21 de julho de 2016

Mientras tanto

Quando a porta do ônibus se abre, somos recebidos pelo cheiro de manteiga rançosa ou óleo velho de fritura. Misturado ao forte calor das três da tarde, esse odor provoca náuseas e está encrustado nas paredes, no chão, no cão vira-lata alimentado por um funcionário do bar.

O cachorro parece concordar comigo, já que dispensa o pedaço de salgado frito, deixando o quitute para os pombos que mais parecem galos de briga.

A minha viagem ainda não terminou e o próximo ônibus só parte daqui a uma hora. Sentada no único banco vazio – justamente o que não está protegido pela sombra, claro – me distraio ouvindo a rádio.

Autoescola Santa Tereza D’Ávila. Nos dias de hoje é cada vez mais importante ter uma habilitação para dirigir; seja para o trabalho, seja para o lazer.

Nos dias de hoje.

Da rodoviária, nem se pode dizer que parou no tempo. Muita coisa é igual, porém tudo está mais degradado. Provavelmente porque são os mesmos bancos, chão, guichês, lanchonetes de trinta, sessenta, cem (?) anos atrás.

Pergunto a um funcionário se há tomadas onde possa carregar o celular: Ali, do outro lado, aproveita que ainda tem.

(Porque o bebedouro, as lixeiras, a coleta de lixo, a limpeza, a tinta das paredes, tudo isso já foi arrancado)- é o parênteses que intuo na gargalhada debochada do homem.

Na “sala de TV”, onde supostamente haveria uma tomada, algumas pessoas esperam sentadas em cadeiras velhas; um balde recebe a goteira do teto; uma televisão de tubo transmite chuvisco. Há um pequeno altar com a imagem de uma santa, provavelmente Nossa Senhora da Glória, a padroeira da cidade.

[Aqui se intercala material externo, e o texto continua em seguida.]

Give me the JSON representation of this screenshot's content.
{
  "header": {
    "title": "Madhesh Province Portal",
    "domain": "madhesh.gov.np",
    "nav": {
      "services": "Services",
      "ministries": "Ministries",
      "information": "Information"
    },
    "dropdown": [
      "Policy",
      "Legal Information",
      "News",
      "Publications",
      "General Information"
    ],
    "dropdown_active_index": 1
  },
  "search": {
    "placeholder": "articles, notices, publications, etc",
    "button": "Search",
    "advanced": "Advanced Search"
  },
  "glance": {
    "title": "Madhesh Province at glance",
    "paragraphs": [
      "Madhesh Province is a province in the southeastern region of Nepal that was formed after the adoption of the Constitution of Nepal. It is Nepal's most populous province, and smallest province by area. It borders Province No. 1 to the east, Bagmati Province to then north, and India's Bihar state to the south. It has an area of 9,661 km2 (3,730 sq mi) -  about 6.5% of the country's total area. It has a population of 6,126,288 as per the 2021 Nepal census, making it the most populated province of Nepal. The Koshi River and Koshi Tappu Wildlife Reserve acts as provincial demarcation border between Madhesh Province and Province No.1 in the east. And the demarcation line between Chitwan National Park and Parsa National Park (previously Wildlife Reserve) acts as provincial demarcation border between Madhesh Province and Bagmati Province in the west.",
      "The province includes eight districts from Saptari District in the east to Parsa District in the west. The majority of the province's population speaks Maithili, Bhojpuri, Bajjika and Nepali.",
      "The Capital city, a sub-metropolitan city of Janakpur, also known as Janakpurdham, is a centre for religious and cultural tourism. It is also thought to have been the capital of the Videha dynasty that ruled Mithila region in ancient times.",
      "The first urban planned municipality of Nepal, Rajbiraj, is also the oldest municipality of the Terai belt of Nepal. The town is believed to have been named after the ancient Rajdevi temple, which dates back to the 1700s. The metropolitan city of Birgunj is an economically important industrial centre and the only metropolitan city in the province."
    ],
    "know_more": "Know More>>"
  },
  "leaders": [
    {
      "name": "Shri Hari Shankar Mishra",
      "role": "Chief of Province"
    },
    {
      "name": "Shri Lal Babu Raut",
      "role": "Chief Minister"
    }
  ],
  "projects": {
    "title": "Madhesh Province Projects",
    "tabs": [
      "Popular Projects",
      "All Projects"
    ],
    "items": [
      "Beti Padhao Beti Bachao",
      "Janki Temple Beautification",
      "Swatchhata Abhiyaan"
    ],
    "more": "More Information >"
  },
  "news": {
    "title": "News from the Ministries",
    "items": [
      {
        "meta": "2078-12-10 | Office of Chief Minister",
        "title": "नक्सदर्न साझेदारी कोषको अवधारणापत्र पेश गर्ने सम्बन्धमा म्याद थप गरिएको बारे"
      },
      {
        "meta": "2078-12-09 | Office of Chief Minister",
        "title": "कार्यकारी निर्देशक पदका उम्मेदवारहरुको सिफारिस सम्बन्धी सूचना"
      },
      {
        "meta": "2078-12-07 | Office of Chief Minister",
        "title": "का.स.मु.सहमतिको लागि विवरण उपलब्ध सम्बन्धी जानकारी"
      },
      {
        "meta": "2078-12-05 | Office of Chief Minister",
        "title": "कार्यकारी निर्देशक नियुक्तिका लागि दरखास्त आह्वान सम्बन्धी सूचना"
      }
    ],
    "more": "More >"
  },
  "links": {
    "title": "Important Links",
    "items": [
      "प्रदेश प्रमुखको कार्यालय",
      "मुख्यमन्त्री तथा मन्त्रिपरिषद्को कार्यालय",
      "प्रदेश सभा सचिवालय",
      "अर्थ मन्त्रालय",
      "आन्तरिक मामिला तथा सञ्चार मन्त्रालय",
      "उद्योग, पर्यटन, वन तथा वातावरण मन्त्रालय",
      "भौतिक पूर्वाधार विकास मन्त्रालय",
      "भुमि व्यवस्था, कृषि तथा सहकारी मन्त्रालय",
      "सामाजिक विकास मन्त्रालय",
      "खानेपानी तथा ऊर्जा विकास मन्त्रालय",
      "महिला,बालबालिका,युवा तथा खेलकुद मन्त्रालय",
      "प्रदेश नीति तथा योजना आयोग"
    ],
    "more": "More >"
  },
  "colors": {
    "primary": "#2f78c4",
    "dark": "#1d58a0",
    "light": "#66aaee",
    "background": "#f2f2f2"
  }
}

Encontro finalmente uma fonte de energia na lojinha de cacarecos, que vasculho com atenção, tentando achar algo comprável para retribuir a gentileza da dona. Há adesivos de princesas da Disney, imagens de santos, presilhas de cabelo, brinquedos de plástico e uma infinidade de produtos que meus olhos de cidade grande julgam cafonas e vagabundos. 

Numa caixa de sapatos, alguns DVDs estão à venda, não em embalagens plásticas próprias, mas em saquinhos transparentes, com suas capas reproduzidas em papel ofício. O primeiro da fila exibe um ator que desconheço e é dirigido por alguém que ignoro. Seu subtítulo parece muito adequado ao cenário: The smallest towns hide the darkest secrets.